Chris Erskine: He’s doctor feel good
I’d rather go to a Clippers game than the doctor. I’d rather have my nose chewed off by zebras.
But still I go, if only for the very reasonable $20 co-payment. Really, you can’t even get your oil changed for that.
So I roll into the doctor’s office 10 minutes early, a nasty habit. I arrive early almost everywhere. I was late for a dental appointment once, with the leggy Beverly Hills dentist, and I beat myself up about it for weeks. Some people are crazy for cleanliness. Me, I’m crazy for time.

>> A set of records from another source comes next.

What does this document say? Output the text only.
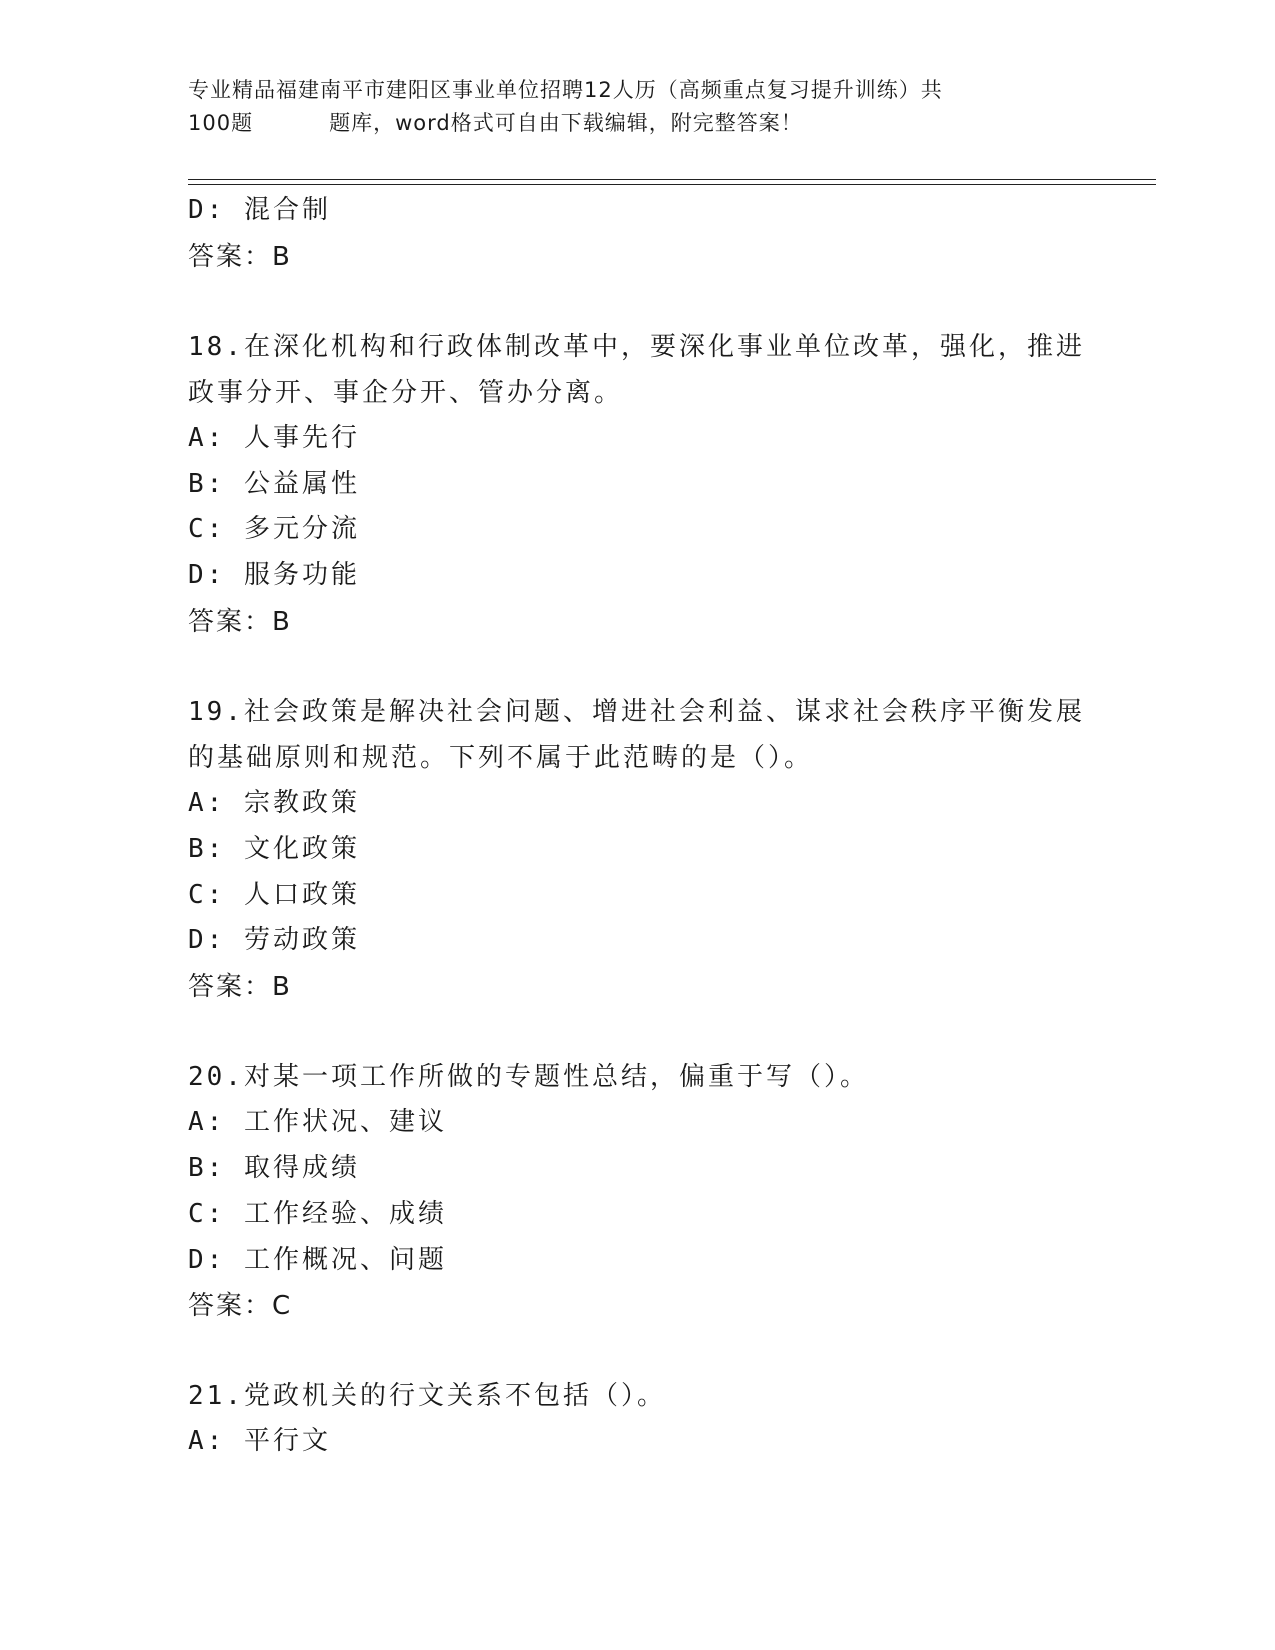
专业精品福建南平市建阳区事业单位招聘12人历（高频重点复习提升训练）共
100题	题库，word格式可自由下载编辑，附完整答案！
D: 混合制
答案：B
18.在深化机构和行政体制改革中，要深化事业单位改革，强化，推进
政事分开、事企分开、管办分离。
A: 人事先行
B: 公益属性
C: 多元分流
D: 服务功能
答案：B
19.社会政策是解决社会问题、增进社会利益、谋求社会秩序平衡发展
的基础原则和规范。下列不属于此范畴的是（）。
A: 宗教政策
B: 文化政策
C: 人口政策
D: 劳动政策
答案：B
20.对某一项工作所做的专题性总结，偏重于写（）。
A: 工作状况、建议
B: 取得成绩
C: 工作经验、成绩
D: 工作概况、问题
答案：C
21.党政机关的行文关系不包括（）。
A: 平行文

See, I plan to live to be 100, a fine number if you’re a cognac or a bowl game. It’s a little old for a martini-swilling American meatball like me. But I plan to live to be 100, if only to spite my children. The best revenge would be that, one day, they will actually have to diaper me.
Before you say, “Ewwwww,” keep in mind all the stuff I’ve done for them, starting with prenatal care, bee stings, braces, college. I’ve taught them how to pack a cooler or relace a mitt. I’ve taught them the difference between Ecuador and Venezuela. They know Portugal is like the “left brain of Spain.” On long car trips, I used to quiz them on the state capitals.
If you yourself know buckets of useless information, be sure to thank a dad, keepers of the trivial flame.
“Wally Pipp took a day off and the rest is history,” I reminded them the other day.
“Who’s Wally Pipp?” one of them asked.
Evidently, my work is not yet done.
With that in mind, I’m getting a routine physical, a nice way to spend a sunny spring afternoon. My medical group’s office — doctors travel in packs, like meerkats — is tucked into the side of the mountains, the kind of shadowy canyon where bandits used to hide. There’s an In-N-Out Burger down the block that I suspect is owned by cardiologists. What a racket, medicine.
“You can go right in,” the receptionist says. “Room 6.”
This is my first doctor visit since the new healthcare rules went into effect, and I can see the difference already. For one, they rush me into the exam room, probably so I can’t debrief the other patients. One of my favorite things is waiting room conversations. “What are you in for?” Or, “Wow, is that a bunion?”
I am a good patient, though, for I undress quickly and willingly, they never have to ask twice. There is no hesitation in the way I reveal myself. In an earlier life, I suspect I might’ve been a member of the British House of Lords.
“Good to see you,” says Dr. Steve, holding out his hand. “Been a while.”
Turns out, I am in peak physical form. My arms are like ship rope. You could bounce a tennis ball off my stomach — not high, but it would bounce a little, partly because, at 53, I’m still built like a cedar chest, in the sense that I am hollow inside and repel moths.
“Ticklish?” the doctor says while pushing on my pancreas.
“No.”
“That’s OK, no extra charge,” he says.
Yeah, so I’m a little ticklish, big deal. I’ve always been an easy laugh. I laugh at funerals. I laugh at Kevin James movies. If laugher were a form of promiscuity, I’d be Italy.
“Anything bothering you?” Dr. Steve asks.
Well, doc, I’m not comfortable with the debt load the country is carrying right now. And there are too many medical dramas on TV, not to mention police procedurals — sick to death of those.
What else? Well, I wish I were more simpatico with my dog. Sometimes, it’s as if he’s in a completely different universe. If anyone broke in, I’m pretty sure it’s me he would attack. And I don’t like the way he treats women.
“Well, my thumb is bothering me,” I finally sputter.
“Can you bend it?”
“This much.”
“It’s probably just sprained,” he says.
Then we talk about my prostate a while.
Let me just say this: I love my prostate. Half gland, half flower, it is more important to me than my brain or my heart — probably because I use it more.
Isn’t it amazing how little love the prostate gets, considering it’s importance in that very area. Nobody ever wrote a poem to his prostate. For all their sonnets, did Keats or Shakespeare think to mention theirs once?
So let me be the first:
Roses are red, Viagra is blue,
I love my prostate, it’s big as a shoe.
Actually, it might be bigger than a shoe, my doc says, not uncommon in men my age.
But it’s healthy and mine, all mine — 53 going on forever. Under the new health regulations, I think I get to keep it.